What do you do with an oven that has reached 900º over the last 3 days selling over 300 pizzas to hungry Home & Garden customers? You do what other pizza oven owners have told you to do. You've closed it up. It's surely cooled down enough on the hour drive home and sat in your driveway another 15 hours so it's got to have cooled down enough. The coals are out. There's no smoke. Just sticking your arm through the opening tells you there isn't much hot air in there so you go buy a beef brisket, season it, put it in a Dutch oven with beer and potatoes and onions and carrots. Pop the lid on and slide it into the oven for a nice slow cook of several hours and forget about it. Did I say, "Forget about it?"Apparently I wasn't supposed to forget about it. On my way out to the mailbox I got a whiff of food cooking in the air. No, that
was food cooking. I ran back into the house, grabbed some pot holders and ran back out. By now, moms are walking their little kids home from school and I must've looked panicky. I dashed between them, pulled off the oven door and quickly removed the lid to the Dutch oven. At this point a picture is worth a thousand words. I didn't need a thousand words. Only one. Burned. Kingsford probably would've recognized it and maybe even applauded me. "Honey, dinner's ready!" Well, I knew better than to yell that out as the neighbors surely would've known otherwise. The aroma had turned to odor. Those school moms sure would've been laughing. I should've been but I had to recover quickly. What to do next? Go back to the store, buy another roast and try again tomorrow and this time keep an eye on it.

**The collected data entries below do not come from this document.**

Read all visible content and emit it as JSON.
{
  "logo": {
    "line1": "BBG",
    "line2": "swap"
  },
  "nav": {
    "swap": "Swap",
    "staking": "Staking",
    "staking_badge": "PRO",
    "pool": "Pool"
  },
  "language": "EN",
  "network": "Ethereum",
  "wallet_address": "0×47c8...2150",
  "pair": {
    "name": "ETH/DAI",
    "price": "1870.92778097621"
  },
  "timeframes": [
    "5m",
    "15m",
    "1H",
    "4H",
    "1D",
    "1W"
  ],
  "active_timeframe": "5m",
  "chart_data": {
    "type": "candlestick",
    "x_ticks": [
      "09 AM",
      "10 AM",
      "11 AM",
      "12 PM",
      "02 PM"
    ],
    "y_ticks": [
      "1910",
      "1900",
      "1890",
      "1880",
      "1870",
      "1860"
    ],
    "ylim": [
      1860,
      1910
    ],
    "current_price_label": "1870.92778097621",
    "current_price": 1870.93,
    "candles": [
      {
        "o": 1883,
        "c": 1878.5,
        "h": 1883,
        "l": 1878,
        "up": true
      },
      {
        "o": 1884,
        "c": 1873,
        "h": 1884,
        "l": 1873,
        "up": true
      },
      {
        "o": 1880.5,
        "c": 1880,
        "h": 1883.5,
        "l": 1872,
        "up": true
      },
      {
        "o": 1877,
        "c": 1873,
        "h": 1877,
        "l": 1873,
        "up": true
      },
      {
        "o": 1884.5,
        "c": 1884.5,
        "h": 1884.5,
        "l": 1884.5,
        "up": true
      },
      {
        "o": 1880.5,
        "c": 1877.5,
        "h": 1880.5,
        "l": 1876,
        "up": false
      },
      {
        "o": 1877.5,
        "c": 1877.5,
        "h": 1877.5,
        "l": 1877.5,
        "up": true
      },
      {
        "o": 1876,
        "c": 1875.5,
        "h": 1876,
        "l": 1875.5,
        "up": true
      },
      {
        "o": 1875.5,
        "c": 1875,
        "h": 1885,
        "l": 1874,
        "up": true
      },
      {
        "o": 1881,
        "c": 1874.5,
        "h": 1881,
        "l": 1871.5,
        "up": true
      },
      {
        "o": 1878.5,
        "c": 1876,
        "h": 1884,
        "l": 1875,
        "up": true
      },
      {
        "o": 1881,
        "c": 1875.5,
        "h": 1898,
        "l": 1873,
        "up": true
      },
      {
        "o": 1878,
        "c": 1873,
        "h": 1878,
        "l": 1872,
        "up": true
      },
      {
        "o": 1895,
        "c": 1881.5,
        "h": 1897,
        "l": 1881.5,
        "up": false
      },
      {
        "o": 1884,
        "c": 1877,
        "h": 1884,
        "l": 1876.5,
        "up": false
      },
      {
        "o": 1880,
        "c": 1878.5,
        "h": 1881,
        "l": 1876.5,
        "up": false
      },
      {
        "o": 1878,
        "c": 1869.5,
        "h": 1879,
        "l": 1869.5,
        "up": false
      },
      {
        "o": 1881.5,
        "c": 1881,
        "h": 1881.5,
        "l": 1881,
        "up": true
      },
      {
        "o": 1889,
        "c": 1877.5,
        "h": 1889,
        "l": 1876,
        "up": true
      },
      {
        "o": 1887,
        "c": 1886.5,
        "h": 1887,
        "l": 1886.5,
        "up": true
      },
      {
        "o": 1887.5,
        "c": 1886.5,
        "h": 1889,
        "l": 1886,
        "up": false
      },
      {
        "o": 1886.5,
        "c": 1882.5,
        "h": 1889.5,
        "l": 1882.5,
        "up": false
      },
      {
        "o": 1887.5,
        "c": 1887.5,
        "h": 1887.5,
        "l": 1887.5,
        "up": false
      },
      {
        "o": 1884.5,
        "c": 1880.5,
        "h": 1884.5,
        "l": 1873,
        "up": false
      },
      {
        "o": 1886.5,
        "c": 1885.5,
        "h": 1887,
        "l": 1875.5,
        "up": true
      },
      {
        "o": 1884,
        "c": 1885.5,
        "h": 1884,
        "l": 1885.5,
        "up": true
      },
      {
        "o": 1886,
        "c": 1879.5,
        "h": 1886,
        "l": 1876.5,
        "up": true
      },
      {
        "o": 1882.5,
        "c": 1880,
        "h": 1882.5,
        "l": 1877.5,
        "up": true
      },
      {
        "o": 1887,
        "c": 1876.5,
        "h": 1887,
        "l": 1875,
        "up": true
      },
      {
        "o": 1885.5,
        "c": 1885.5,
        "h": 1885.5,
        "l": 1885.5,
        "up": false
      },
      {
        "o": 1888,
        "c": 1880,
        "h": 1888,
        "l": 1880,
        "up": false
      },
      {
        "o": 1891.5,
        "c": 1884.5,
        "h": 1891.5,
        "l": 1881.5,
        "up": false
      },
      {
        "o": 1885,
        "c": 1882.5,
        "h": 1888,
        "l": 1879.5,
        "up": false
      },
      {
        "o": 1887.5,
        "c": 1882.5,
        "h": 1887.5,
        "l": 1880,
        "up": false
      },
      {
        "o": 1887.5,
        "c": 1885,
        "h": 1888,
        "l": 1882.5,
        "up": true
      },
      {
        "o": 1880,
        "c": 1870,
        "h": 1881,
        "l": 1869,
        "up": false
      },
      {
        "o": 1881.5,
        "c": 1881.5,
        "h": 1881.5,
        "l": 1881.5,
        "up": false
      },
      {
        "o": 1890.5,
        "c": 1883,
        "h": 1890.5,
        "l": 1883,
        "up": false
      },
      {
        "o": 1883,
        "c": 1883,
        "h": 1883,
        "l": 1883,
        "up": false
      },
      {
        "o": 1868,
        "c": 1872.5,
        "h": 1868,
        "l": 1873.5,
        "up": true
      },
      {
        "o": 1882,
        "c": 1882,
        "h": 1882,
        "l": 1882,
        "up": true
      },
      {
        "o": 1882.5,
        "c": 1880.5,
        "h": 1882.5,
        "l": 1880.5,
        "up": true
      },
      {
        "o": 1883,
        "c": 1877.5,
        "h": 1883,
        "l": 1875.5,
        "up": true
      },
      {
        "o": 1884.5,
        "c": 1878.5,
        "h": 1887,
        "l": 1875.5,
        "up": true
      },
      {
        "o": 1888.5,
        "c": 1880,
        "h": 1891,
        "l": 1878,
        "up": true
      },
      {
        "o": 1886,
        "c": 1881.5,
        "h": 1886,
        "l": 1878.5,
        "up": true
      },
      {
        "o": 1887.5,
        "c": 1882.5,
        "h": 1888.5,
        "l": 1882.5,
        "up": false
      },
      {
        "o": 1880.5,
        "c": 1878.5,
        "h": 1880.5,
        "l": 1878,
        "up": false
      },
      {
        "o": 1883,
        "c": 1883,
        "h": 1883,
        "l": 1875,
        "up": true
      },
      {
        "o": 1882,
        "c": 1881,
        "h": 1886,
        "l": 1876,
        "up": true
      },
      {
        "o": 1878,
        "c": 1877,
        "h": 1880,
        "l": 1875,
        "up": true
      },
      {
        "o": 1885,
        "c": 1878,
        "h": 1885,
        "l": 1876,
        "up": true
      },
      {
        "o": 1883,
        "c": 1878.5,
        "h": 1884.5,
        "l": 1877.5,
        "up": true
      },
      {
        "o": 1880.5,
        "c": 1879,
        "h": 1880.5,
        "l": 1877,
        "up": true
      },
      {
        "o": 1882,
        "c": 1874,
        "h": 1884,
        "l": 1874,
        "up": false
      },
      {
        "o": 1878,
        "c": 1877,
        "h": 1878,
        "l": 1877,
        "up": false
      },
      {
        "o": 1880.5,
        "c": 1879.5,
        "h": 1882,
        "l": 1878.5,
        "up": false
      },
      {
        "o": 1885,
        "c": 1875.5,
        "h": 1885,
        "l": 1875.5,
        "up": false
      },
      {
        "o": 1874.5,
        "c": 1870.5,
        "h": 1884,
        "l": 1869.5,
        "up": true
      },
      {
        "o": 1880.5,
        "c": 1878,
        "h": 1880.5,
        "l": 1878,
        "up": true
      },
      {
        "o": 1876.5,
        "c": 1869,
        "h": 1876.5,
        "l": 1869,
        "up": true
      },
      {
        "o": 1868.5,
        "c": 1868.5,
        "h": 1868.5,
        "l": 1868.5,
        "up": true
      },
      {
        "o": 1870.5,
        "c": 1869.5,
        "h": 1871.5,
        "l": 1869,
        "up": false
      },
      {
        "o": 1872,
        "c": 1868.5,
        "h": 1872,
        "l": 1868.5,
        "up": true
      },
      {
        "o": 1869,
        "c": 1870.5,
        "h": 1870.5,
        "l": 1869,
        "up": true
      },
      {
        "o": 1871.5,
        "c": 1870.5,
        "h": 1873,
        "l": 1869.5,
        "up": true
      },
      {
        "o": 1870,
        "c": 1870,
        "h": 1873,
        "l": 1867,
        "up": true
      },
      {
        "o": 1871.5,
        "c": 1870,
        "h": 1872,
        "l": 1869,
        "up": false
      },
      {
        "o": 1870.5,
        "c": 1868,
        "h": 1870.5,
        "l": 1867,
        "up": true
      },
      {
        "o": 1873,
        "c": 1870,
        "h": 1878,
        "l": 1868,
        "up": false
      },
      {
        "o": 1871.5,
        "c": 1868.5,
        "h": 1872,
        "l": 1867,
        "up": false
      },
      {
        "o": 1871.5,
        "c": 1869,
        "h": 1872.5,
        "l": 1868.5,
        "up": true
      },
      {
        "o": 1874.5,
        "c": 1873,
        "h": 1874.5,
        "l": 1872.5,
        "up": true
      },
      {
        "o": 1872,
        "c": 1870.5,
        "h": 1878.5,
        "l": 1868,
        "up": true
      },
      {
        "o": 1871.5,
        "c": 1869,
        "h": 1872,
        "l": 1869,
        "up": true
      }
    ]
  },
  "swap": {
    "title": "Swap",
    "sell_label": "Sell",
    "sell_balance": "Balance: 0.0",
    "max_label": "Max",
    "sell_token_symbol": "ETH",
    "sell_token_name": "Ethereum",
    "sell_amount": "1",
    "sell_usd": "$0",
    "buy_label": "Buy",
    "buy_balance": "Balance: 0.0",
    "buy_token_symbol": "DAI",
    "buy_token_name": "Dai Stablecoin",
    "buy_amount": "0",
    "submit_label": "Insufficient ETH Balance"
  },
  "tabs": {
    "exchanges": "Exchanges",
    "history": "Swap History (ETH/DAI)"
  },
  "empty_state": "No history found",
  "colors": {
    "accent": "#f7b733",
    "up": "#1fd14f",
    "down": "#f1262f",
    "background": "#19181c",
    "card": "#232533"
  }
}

I thought to myself,"Stick with pizza." Yes, pizza makes more sense! So, I was hoping to find more uses for my mobile pizza oven. Finally it dawned on me. Pull out the books and start checking out more pizza recipes. I found one that I thought looked promising. Chili Pizza! Yuba County Fair Grounds at the Home & Garden Show was my testing ground. People love chili and people love pizza. Why not try them together? With a batch of my 5 hour chili with no beans in it I decide to put it on the menu. A scoop of semi-spicy chili on the dough, a few chopped onions and sprinkled with some cheddar cheese and some jalapeños by request, I created my first chili pizza. Friday we advertised it and we sold one. My crew laughed at me. However, we had 2 more days to try it again. By Sunday afternoon we had sold out! My crew had finally got up the guts to try one, well, maybe a bite of one. "Oh, that's good!" they exclaimed. Too bad they hadn't tried it sooner!
The Elk Grove Chili Cook-off is coming up in June. June 8th to be exact. I was told by the event co-ordinator to offer chili if I could. Apparently you can taste the chili from the different competitors and vote on your favorites but you can't buy a bowl of chili. What's the point of that? I had a banner made up specifically for the cook-off saying Wood-fired Chili Pizza. I'm predicting that we sell more chili pizzas than any other. As for the wood-fired brisket, it's not going to make it on the menu soon.